You will be seeing some new faces on University Avenue and Patteson Drive in Morgantown thanks to a project spearheaded by the General Federation of Women’s Clubs (GFWC) Mountaineer Woman’s Club (MWC).  

The banners lining the two roadways feature photos of military veterans whom families and friends have chosen to honor. 

MWC President Fay Massullo said the theme chosen by the GFWC state president was to celebrate heroes. 

“We chose to celebrate the veterans as our heroes,” Massullo said. “We had seen these military banners hanging in small towns around and I thought, if the small towns could do it, why couldn’t Morgantown?” 

The 2’x4’ vinyl banners honor 59 military veterans from the Morgantown area. 

Massullo said the banners were put up earlier this week and will remain there indefinitely. 

When they are ultimately taken down, Massullo said they will return them to the families who want them. 

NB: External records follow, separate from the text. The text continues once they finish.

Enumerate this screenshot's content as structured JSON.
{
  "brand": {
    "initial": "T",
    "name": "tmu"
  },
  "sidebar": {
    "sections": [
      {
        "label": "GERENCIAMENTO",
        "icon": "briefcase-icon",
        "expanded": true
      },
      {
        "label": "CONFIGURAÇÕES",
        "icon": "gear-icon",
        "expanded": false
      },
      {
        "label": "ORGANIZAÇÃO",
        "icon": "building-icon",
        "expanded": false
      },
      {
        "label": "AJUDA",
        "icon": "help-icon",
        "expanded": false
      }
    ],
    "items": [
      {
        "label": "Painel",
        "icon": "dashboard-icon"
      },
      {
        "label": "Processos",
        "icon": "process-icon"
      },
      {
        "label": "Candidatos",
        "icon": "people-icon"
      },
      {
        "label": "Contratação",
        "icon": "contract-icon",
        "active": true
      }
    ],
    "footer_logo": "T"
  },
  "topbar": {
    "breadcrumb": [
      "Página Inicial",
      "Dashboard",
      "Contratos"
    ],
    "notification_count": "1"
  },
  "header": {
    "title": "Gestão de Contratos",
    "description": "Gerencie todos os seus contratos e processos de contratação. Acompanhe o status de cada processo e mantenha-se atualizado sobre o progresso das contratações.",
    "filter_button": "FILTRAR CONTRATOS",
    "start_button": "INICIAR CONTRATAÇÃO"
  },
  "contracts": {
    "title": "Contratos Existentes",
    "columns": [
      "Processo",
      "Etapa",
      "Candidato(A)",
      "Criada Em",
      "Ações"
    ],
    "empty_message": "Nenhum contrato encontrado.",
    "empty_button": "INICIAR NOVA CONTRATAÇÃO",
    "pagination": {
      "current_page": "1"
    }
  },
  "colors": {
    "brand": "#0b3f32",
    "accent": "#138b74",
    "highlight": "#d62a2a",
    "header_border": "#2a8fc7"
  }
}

Nine of those who are pictured on the banners served in Korea, 16 in Vietnam, 11 during the Cold War, eight in the Persian Gulf and eight in Iraq. There are two who served in the in the Marine Corps, 32 in the Army, 10 in the Air Force,12 in the Navy and one in the Army National Guard. 

There are 16 World War II veterans pictured on the banners, two of whom — Cpl. Bruce Blaney and Staff Sgt. Donald Newlon — live in the Morgantown area. 

Blaney, as well as Tech Sgt. William Biro Jr., actually pre-dated the formation of the U.S. Air Force and served with its predecessor, the U.S. Army Air Corps. 

Among the banners you will also find Pfc. Gordon Dean Perry, a 19-year-old Marine who was killed in action (KIA) during the Persian Gulf War. 

Another honoree, Staff Sgt. William (Bill) Bonsall, was a WWII prisoner of war who went on to compete in the Olympic Games just a few years after escaping a German internment camp.  

He ultimately became the first coach of the West Virginia University men’s gymnastics program and was inducted into the WVU Sports Hall of Fame in 1994. 

Between the 59 individuals, there are seven Purple Hearts, three Silver Stars and seven Bronze Stars represented.

Massullo said the banners have already been getting a lot of positive response from the community. 

“I can say that the first night going down University Avenue we saw our nephew who was a Vietnam Veteran with two Purple Hearts and a Silver Star,” Massullo said. 

“It brought me to tears, so I can understand how family members feel about certain things,” she said. “We are proud of these veterans and all others that were not recognized with a banner.”